Selection on hosts to support their degenerative symbionts can perhaps counter the demise of host lineages.  A relatively new development comes from evidence that host genomes evolve to support their long-time obligate symbionts; a particularly interesting finding, from several insect groups, is that sometimes host genomes acquire new genes from bacteria in order to support or control their symbionts.  Also, there are now numerous documented cases of ancient degenerative symbionts being replaced in host lineages by newly acquired bacterial lineages that possess robust genomes and capabilities. These cases, which are detected using phylogenetics and genomics, include weevils, aphids, scale insects, spittlebugs, cicadas, leafhoppers, etc.

 

HS: In the 22 years following this paper, have you ever read this paper again? If yes, in what context? Are there any striking differences in the way you wrote then and now?

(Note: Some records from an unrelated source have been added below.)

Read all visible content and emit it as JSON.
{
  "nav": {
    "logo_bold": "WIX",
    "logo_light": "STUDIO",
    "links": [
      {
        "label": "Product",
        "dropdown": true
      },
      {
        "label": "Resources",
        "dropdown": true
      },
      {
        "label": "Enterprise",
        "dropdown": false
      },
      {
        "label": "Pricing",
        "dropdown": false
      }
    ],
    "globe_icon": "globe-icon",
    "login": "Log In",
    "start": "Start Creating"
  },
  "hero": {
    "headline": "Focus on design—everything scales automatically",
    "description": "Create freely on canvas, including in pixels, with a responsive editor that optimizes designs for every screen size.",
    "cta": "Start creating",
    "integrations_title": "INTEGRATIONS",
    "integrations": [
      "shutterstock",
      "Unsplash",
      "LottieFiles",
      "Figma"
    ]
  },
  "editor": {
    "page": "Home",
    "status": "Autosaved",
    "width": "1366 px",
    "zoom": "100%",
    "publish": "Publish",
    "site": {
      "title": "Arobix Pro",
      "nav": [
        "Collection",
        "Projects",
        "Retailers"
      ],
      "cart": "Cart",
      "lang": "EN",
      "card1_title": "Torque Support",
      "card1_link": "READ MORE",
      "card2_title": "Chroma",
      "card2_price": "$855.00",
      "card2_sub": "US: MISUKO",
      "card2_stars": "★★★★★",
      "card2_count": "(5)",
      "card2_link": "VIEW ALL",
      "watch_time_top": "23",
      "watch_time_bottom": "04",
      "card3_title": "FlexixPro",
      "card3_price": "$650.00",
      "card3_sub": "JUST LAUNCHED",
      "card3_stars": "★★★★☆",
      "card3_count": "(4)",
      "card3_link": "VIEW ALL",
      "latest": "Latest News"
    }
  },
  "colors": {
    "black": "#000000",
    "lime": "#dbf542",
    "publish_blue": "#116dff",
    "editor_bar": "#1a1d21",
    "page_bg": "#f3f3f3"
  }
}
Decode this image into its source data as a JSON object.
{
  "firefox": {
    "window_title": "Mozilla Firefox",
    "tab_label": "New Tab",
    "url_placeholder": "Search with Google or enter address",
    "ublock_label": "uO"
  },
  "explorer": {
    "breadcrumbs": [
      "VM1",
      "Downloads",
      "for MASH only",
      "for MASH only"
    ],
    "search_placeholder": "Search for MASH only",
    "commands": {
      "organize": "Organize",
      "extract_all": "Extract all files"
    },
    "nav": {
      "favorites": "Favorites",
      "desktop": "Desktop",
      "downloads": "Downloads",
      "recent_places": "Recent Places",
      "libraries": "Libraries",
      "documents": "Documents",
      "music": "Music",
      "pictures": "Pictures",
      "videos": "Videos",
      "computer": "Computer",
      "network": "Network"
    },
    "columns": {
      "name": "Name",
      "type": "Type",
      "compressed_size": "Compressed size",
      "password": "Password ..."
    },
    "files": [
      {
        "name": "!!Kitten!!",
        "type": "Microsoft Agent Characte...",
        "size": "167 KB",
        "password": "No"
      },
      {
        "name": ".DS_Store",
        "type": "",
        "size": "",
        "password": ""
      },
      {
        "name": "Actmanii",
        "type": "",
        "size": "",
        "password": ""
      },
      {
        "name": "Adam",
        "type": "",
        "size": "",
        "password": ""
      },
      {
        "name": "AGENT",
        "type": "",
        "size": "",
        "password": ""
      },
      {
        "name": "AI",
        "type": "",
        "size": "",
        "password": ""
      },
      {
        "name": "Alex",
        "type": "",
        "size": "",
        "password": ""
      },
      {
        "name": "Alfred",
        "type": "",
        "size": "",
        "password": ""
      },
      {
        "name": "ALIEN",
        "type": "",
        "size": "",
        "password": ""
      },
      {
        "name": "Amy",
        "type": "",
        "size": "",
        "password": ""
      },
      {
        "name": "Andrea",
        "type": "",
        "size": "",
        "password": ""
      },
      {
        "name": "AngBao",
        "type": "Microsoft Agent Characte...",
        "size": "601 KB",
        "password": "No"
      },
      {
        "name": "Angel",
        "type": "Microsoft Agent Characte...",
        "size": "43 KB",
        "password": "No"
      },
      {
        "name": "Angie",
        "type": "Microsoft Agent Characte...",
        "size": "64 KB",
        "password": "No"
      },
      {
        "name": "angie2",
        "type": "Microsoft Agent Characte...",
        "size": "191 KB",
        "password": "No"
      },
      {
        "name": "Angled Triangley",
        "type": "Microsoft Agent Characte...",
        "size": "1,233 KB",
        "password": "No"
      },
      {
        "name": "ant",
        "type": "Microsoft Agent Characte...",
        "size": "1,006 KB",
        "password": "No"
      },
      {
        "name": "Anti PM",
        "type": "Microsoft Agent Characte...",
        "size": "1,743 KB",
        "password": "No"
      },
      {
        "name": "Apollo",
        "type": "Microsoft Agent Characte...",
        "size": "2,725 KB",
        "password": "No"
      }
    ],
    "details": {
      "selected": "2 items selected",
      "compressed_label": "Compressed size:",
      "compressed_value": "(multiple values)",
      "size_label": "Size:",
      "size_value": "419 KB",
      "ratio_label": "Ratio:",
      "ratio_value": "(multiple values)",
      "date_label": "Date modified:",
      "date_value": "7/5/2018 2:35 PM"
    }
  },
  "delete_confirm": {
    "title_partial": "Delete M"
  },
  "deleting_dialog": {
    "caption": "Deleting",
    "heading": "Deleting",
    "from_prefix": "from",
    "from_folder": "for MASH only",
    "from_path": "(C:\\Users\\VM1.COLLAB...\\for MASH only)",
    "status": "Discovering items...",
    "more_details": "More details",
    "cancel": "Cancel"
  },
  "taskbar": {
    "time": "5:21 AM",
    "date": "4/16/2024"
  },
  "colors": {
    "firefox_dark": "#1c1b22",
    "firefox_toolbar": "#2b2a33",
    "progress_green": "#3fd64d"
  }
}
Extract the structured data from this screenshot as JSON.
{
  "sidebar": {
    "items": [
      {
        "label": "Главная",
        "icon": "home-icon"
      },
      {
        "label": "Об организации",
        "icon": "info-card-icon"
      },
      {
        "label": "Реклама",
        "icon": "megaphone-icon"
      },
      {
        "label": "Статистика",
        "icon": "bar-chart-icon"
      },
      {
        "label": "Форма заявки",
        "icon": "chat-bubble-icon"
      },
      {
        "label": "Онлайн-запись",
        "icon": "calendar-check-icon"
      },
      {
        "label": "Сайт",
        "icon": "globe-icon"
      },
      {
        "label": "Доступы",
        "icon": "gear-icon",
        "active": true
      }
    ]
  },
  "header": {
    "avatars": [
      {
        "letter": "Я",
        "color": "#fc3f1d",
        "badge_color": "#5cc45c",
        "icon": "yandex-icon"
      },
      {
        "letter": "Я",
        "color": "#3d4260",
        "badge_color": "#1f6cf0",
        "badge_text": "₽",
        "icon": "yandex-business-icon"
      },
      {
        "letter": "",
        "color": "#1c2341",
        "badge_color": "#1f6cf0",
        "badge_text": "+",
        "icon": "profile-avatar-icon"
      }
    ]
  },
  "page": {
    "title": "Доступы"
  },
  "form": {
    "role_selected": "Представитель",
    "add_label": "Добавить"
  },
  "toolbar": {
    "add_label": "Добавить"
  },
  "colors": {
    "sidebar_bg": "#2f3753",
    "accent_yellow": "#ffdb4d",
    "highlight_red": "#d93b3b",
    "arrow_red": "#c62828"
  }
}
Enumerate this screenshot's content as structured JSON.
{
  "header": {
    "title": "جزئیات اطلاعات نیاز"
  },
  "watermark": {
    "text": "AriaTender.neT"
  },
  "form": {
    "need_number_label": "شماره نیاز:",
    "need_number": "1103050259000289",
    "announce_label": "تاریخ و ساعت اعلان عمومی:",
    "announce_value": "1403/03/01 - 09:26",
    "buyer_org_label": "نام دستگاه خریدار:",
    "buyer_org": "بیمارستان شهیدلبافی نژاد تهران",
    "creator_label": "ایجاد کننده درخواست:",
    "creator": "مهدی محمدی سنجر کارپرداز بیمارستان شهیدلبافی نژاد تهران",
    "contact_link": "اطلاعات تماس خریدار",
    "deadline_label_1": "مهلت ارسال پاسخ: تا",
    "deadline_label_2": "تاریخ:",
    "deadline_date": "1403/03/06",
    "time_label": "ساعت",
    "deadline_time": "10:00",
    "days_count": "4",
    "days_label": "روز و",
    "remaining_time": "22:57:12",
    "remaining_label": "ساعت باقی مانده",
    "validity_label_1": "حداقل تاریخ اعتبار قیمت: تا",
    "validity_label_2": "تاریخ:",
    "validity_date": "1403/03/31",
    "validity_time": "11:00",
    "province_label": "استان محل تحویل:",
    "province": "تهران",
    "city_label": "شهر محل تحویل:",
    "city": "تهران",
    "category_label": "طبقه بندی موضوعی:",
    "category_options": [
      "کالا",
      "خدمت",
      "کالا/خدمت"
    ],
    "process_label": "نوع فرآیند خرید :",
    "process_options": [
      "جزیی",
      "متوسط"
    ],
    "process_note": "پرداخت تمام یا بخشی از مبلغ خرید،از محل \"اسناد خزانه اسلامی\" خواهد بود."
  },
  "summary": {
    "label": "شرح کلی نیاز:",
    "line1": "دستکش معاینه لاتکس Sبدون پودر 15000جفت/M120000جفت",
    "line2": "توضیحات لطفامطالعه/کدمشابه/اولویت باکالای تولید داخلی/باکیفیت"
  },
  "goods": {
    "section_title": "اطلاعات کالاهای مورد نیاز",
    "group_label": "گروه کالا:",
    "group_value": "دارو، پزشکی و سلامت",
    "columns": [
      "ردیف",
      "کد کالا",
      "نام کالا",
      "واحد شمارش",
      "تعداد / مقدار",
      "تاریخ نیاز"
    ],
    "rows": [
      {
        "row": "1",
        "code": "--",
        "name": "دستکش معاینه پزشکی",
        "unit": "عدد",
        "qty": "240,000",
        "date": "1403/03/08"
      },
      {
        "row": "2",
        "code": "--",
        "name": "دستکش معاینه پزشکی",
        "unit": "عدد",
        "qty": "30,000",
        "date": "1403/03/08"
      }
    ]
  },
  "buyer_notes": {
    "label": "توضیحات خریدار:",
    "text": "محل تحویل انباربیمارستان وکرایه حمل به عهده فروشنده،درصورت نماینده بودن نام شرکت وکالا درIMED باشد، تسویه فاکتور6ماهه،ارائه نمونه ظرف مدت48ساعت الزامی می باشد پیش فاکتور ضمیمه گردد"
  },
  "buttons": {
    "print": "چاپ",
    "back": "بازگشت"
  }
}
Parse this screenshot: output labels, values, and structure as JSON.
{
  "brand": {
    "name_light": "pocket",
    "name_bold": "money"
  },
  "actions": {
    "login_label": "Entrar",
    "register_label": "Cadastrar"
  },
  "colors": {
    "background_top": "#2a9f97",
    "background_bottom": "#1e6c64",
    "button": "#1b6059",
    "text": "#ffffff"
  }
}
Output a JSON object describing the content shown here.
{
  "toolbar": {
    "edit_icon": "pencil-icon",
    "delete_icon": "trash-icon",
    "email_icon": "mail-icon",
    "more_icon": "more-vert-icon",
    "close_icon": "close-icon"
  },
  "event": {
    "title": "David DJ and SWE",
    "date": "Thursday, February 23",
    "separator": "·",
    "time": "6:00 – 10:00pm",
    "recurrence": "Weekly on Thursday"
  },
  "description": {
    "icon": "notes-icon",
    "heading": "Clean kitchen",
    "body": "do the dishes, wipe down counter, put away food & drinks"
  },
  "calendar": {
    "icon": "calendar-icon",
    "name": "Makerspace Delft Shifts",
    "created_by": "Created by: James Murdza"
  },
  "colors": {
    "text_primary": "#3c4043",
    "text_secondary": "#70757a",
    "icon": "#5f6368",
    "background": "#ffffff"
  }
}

NM: I gave it a quick read right now. It’s a little weird to read one’s own old writing! Probably the main change in my style is to write shorter, simpler sentences. This is likely a response to the ever-shrinking attention span of readers.

 

HS: Would you count this as a favourite among all the papers you have published?

NM: Yes, it’s a favorite, because I felt at the time that it was something new, and something of general importance… and mostly this has held up. The general phenomenon applies to organelles, and other endosymbionts, and more generally to clonally replicated genomes broadly, including Y chromosomes, etc.

And maybe a more fundamental reason I still like the paper is that I had always been interested in the limits of adaptation. Most biologists, and most people generally, are adaptationists; it’s easy to come up with a story for why almost any feature (such as a small genome, or introns, or repetitive element proliferation) is adaptive. But obviously natural selection has its limits: alleles can be fixed due to chance, and some features of organisms and genomes reflect those limits. I was trained by some of the most extreme adaptationists around (Alexander and Hamilton), and I tend to question authority. So, being able to identify limits to selection was of interest to me, and finding where selection falls short, by looking at the DNA level using a comparative framework, felt like a major revelation.  Of course some people had been doing these kinds of things in the molecular evolution field, but this field was new to me at the time as it was fairly separate from most of evolutionary biology at that time.

 

HS: What would you say to a student who is about to read this paper today? Would you guide his or her writing in anyway? Would you point them to other papers they should read alongside? Would you add any caveats?

NM: There have been many extensions of knowledge of genome evolution in clonal organisms and symbionts particularly.  Perhaps a somewhat recent review paper, e.g., one I wrote with Gordon Bennett called “The Tiniest Tiny Genomes”. (Ann Rev Microbiol) would be a fairly easy read and would bring a student mostly up to date.  Also one remarkable development that represents an extreme case of this kind of evolution is the fragmentation of genomes in cicada symbionts; the cicada cases really illustrate the crazy “rabbit holes” to which obligate symbioses can lead. A 2018 paper giving a good picture of this is M Campbell et al. “Changes in Endosymbiont Complexity Drive Host-Level Compensatory Adaptations in Cicadas” (mBio).